Reconstruction of limited parotidectomy defects using the dermofat graft
Several techniques have been described to limit the morbidity of parotid surgery. These can be divided into ablative and reconstructive techniques. The limited parotidectomy described by O'Brien4 and extra‐capsular dissection popularized by McGurk et al.5 both reduce the volume of normal parotid tissue removed and have a reduced incidence of facial nerve dysfunction. However, the limited parotidectomy technique can predispose to a more exaggerated depressed deformity, particularly in patients with bulky parotid tissue. This is due to the interface between removed and intact superficial parotid tissue creating a step deformity. Reconstructive options include fat grafting,8 the sternocleidomastoid muscle (SCM) flap,9 the superficial musculoaponeurotic system (SMAS) flap,13 acellular dermal matrix,15 through to free flap reconstruction17 for complex defects.
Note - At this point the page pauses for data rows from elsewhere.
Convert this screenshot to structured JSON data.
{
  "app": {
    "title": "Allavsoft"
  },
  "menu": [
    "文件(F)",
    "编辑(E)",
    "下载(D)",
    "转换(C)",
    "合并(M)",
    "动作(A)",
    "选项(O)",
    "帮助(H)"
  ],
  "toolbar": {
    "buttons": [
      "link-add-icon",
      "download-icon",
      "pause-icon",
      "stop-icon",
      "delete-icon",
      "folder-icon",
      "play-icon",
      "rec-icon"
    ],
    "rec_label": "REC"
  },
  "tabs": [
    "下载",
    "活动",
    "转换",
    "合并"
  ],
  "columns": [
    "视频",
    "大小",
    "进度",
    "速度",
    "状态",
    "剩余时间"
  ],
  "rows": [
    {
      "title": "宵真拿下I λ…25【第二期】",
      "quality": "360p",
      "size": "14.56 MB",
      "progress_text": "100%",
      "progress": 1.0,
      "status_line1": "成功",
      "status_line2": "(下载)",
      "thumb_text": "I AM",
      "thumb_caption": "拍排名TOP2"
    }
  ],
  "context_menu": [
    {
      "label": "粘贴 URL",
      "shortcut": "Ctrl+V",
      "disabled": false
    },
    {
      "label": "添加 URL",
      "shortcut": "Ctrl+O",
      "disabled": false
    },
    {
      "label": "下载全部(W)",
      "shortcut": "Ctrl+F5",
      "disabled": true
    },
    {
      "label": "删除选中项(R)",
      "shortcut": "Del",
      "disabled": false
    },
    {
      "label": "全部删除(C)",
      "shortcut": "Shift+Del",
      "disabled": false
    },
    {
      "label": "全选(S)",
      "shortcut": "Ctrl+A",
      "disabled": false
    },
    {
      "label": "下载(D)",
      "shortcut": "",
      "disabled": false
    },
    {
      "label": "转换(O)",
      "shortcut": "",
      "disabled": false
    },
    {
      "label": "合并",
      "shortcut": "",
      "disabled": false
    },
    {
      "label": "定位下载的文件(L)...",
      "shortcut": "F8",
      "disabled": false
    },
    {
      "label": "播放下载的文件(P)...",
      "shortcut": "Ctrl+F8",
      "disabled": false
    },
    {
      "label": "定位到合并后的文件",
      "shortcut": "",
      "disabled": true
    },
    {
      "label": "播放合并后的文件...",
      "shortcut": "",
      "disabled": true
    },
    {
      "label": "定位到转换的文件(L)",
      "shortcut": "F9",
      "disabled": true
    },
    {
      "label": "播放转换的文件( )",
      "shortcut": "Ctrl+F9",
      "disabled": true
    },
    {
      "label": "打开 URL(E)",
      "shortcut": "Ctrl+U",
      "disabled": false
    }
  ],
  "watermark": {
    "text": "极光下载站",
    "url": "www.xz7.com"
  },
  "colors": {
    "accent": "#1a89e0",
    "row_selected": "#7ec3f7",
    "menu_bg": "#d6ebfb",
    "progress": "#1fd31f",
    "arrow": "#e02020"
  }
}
Each reconstructive approach has its own advantages and drawbacks with regard to defect size, donor site morbidity, complexity and complication rate.8 In many cases, the aim of the reconstruction extends beyond contour restoration to also reduce the incidence and severity of other complications such as Frey's syndrome by hindering the aberrant innervation of dermal sweat glands by salivary parasympathetic nerve fibres.6
The dermofat graft, although only recently used for parotidectomy defect reconstruction,6 is well established for a number of other reconstructive procedures. These include oculoplastic surgery,21 facial aesthetic surgery22 and post‐mastectomy nipple reconstruction.24 The aim of this study is to describe our experience using the dermofat graft for contour restoration following parotidectomy for benign salivary gland tumours with particular reference to patient satisfaction, and complications of the donor and recipient sites.